Wenn nun ein neuer Preisrichter, ein junger dazu, neu „geboren“ ist, dann sagen die alten Züchter, was wird er wohl können? Nun, für eine Tischbewertung kann man ihn ja einmal verpflichten. Und dann der Versuch. Weil der junge Preisrichter etwas kann, sind dann auch die Erwartungen, die man in die Tiere setzte, nicht in Erfüllung gegangen. Er hat eben alles gesehen und auch alles berücksichtigt. Das Urteil lautet: Anfänger, muss noch viel lernen. Was muss nun dieser junge Richter noch alles erleben oder erlernen, bis er einmal „Spezialzüchter“ ist? Diese Frage können uns die meisten Züchter nicht objektiv beantworten. Ich wollte anhand dieses Beispiels nur zeigen, dass wir nicht so schnell urteilen sollen. Ich selbst bin kein Preisrichter, auch noch nicht ein so ganz alter Züchter. Nur habe ich aus der Erfahrung etwas gelernt. Ich habe auf großen Schauen und bei den Bewertungen die Augen aufgehalten und bin zu einem klaren Ergebnis gekommen.

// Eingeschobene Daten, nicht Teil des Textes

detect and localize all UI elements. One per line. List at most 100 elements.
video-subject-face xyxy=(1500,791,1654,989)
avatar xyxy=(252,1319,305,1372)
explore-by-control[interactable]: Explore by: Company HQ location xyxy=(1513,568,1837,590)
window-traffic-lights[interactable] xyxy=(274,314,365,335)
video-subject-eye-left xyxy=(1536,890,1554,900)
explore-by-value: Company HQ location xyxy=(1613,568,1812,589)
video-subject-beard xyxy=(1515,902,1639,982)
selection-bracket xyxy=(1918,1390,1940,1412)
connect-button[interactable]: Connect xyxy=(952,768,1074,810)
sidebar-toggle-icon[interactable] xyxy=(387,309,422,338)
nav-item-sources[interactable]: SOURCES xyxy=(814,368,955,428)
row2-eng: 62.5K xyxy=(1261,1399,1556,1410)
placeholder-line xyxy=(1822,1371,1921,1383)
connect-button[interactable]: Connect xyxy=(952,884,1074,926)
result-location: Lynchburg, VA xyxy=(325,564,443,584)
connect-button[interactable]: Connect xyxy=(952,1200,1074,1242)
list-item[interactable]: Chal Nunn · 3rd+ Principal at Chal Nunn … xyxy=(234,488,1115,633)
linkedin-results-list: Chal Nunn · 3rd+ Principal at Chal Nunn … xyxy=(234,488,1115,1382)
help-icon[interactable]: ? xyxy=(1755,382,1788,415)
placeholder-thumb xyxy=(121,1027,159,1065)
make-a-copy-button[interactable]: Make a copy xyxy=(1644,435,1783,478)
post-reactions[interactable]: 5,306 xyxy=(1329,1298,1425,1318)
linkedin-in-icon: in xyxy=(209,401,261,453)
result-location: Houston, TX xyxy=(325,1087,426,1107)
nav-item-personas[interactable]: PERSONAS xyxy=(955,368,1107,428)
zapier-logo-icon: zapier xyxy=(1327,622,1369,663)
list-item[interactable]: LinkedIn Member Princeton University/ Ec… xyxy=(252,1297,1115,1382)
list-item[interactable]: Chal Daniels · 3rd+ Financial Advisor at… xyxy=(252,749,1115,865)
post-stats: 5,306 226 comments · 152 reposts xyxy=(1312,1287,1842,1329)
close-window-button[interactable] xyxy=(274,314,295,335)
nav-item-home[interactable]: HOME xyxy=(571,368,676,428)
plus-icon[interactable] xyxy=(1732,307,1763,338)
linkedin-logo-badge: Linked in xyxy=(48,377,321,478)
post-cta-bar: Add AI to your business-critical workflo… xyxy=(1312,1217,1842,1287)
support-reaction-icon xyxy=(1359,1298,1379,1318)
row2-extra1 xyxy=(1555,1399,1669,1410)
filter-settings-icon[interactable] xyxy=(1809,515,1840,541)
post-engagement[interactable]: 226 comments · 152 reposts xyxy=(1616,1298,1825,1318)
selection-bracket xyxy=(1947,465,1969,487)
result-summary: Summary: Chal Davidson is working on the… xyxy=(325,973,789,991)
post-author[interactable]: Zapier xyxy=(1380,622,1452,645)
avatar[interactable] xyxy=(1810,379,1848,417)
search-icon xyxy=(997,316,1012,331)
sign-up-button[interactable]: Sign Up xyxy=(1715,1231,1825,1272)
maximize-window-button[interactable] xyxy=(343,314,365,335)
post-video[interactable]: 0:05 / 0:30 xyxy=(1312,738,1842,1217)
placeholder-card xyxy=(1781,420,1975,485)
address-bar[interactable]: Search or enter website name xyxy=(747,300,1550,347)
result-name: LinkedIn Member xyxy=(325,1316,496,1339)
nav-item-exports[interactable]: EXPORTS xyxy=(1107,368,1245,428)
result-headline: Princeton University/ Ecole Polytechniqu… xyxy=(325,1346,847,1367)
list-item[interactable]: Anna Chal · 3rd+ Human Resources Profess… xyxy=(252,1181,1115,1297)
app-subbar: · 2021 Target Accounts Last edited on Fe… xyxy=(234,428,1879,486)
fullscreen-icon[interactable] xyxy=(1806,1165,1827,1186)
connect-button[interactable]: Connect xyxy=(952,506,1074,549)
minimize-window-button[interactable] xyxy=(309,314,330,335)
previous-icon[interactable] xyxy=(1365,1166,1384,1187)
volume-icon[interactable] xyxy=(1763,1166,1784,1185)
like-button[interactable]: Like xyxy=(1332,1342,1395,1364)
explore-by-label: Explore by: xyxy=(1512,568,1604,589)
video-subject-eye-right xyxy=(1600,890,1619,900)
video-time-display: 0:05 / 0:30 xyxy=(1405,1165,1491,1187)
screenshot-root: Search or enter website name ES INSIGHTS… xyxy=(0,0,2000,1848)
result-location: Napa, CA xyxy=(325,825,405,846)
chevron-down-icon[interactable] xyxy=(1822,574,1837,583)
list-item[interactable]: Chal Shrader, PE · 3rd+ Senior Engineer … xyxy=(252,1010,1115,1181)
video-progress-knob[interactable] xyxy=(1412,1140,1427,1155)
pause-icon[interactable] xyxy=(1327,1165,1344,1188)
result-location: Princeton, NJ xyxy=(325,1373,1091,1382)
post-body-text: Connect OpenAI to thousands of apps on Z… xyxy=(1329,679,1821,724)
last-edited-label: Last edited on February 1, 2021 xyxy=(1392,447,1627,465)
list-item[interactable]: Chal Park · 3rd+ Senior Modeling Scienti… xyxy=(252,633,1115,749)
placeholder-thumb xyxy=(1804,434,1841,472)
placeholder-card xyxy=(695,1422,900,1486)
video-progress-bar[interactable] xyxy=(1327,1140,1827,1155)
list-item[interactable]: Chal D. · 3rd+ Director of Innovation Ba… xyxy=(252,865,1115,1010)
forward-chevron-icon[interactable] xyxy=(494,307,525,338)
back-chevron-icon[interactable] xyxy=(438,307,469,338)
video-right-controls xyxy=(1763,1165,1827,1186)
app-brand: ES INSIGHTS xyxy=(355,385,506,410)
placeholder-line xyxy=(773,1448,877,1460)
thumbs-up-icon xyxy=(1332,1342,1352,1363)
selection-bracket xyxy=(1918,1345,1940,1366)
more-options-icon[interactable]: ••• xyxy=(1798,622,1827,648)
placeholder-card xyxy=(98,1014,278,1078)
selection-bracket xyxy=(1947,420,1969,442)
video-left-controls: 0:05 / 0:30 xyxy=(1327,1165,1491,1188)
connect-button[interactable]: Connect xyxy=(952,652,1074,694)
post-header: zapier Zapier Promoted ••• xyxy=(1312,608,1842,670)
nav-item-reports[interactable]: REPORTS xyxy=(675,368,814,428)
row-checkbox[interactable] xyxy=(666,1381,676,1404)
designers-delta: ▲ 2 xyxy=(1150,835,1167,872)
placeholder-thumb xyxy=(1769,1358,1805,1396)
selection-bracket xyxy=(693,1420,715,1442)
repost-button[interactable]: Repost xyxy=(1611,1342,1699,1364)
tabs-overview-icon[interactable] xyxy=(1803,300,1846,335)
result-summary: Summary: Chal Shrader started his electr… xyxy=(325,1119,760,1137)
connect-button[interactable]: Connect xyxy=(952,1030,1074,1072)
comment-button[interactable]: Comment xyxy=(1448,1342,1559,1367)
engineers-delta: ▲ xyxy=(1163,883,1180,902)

Die Preisrichter werden für eine größere Schau von der vorhergehenden Versammlung durch die anwesenden Vertreter in der erforderlichen Anzahl gewählt. Haben diese Richter zugesagt, dann werden für die Anzahl der Teilnehmer Lose angefertigt. Bevor die Bewertung beginnt, muss jeder Preisrichter ein Los ziehen. Dann kann er an die Arbeit gehen. Also nicht, dass der eine etwas von Hasen mehr kennt als der andere. Nein, meine lieben Züchterfreunde, die Richter, die wir uns wählen, dass sie unsere Tiere bewerten, müssen alle Rassen einwandfrei bewerten können. Sie haben alle ihre Prüfung gemacht, und wir haben ihnen unsere Stimme für das Richteramt gegeben. Also gibt es kein Aussuchen mehr. Ich bin sogar der Überzeugung, dass wir mit unseren verschrobenen Ansichten und unserer Kleinigkeitskrämerei, die meiste Schuld daran tragen, dass verschiedene Preisrichter Rücksicht auf unsere Wünsche hinsichtlich der Bewertung nehmen. Machen wir einmal einen Anfang und räumen wir das Misstrauen aus. Jeder Richter soll zeigen, dass er seine Prüfungen zu Recht abgelegt hat. Dann kommt es auch nicht mehr so oft zu solchen abfälligen Kritiken. Auch müssen wir uns einmal daran gewöhnen, dass andere Züchter auch gute Tiere im Stall haben und dass nicht nur unsere Tiere die besten sind. Dann wird vieles anders. Darum noch einmal: Das Los entscheidet, wer von den vorher gewählten Preisrichtern unsere Tiere bewertet. Jeder soll zeigen, was er kann. Aber auch die Züchter sollen sachlich bleiben. Wie denken Sie darüber liebe Züchter?